Now we're talking. And I see someone else also mentioned Debussy's Images for piano. Debussy was of course one of the great masters of velvet smooth, rich sound. It's noteworthy that a lot of composers of New Age and Ambient music mentions his work as an influence.


----------



## Francis Poulenc (Nov 6, 2016)

Many despise it from their conservatory years, but there is great beauty in this, it is the sound of innocence:


----------



## Haydn man (Jan 25, 2014)

Never really thought about this before but perhaps
Canteloube's Chants D'Auvergne would fit this description of ear candy for me


----------



## Pugg (Aug 8, 2014)

Hard to get this out of your ears.
Greta choice Hayden Man


----------



## brianvds (May 1, 2013)

Haydn man said:


> Never really thought about this before but perhaps
> Canteloube's Chants D'Auvergne would fit this description of ear candy for me


Oh yes!

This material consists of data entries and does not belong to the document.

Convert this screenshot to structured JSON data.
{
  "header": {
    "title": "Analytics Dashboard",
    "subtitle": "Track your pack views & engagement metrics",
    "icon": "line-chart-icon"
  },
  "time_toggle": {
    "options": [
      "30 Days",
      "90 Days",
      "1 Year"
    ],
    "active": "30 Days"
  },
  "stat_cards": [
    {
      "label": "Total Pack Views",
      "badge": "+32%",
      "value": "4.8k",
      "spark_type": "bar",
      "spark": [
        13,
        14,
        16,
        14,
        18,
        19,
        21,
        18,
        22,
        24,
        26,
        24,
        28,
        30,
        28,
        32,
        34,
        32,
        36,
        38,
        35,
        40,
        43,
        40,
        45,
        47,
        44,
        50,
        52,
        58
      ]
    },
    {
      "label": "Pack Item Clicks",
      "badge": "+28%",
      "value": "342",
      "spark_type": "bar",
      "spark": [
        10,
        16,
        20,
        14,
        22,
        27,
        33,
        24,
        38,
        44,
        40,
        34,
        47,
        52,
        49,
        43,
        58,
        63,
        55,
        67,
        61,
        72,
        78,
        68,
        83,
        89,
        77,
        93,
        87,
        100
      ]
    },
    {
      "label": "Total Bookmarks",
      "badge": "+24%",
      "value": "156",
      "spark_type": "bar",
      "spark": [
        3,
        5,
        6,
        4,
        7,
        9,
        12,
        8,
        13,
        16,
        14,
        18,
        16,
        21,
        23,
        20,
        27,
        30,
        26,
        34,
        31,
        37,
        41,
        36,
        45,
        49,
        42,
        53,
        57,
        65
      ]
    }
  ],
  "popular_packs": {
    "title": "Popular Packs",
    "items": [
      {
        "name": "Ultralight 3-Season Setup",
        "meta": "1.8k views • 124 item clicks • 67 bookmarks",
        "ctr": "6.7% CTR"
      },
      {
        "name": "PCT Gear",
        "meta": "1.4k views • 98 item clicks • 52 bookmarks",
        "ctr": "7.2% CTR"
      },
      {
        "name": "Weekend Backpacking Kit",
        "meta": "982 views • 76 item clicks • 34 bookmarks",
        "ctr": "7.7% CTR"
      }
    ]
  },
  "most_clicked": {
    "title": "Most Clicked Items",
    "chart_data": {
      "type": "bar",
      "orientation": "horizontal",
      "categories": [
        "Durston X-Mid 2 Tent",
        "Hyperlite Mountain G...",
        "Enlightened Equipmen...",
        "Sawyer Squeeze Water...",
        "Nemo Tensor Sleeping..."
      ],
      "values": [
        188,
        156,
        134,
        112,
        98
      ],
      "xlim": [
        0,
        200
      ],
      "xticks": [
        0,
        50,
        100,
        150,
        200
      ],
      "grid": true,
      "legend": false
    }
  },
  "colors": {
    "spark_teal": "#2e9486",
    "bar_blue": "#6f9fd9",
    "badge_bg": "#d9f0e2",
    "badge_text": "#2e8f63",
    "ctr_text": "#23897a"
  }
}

I see someone else mentioned it just after you did. It's like Debussy with more singable melodies.


----------



## Pat Fairlea (Dec 9, 2015)

Haydn man said:


> Never really thought about this before but perhaps
> Canteloube's Chants D'Auvergne would fit this description of ear candy for me


Good choice. Likewise most Respighi and Mendelssohn. Can't agree Debussy is ear candy, however. Too engaging.


----------



## pcnog11 (Nov 14, 2016)

Mozart piano sonatas. They serve 2 purposes. Can be played for serious listening and can be appreciated as "ear candies".


----------



## Gouldanian (Nov 19, 2015)

brianvds said:


> In the visual arts, "eye candy" refers to work that might not exactly be great art, but that the viewer finds beguiling because, well, it is simply too lushly beautiful to resist (even if it doesn't "say" anything particularly deep).
> 
> I don't know if music lovers use the term I used here, but what would your musical (classical or otherwise) equivalent?
> 
> ...


Debussy's piano work... all of it. And this comes from the biggest fan of Bach.


----------



## brianvds (May 1, 2013)

Gouldanian said:


> Debussy's piano work... all of it. And this comes from the biggest fan of Bach.


I seem to remember reading once that apparently Debussy himself admired only two composers, namely Bach and Debussy.


----------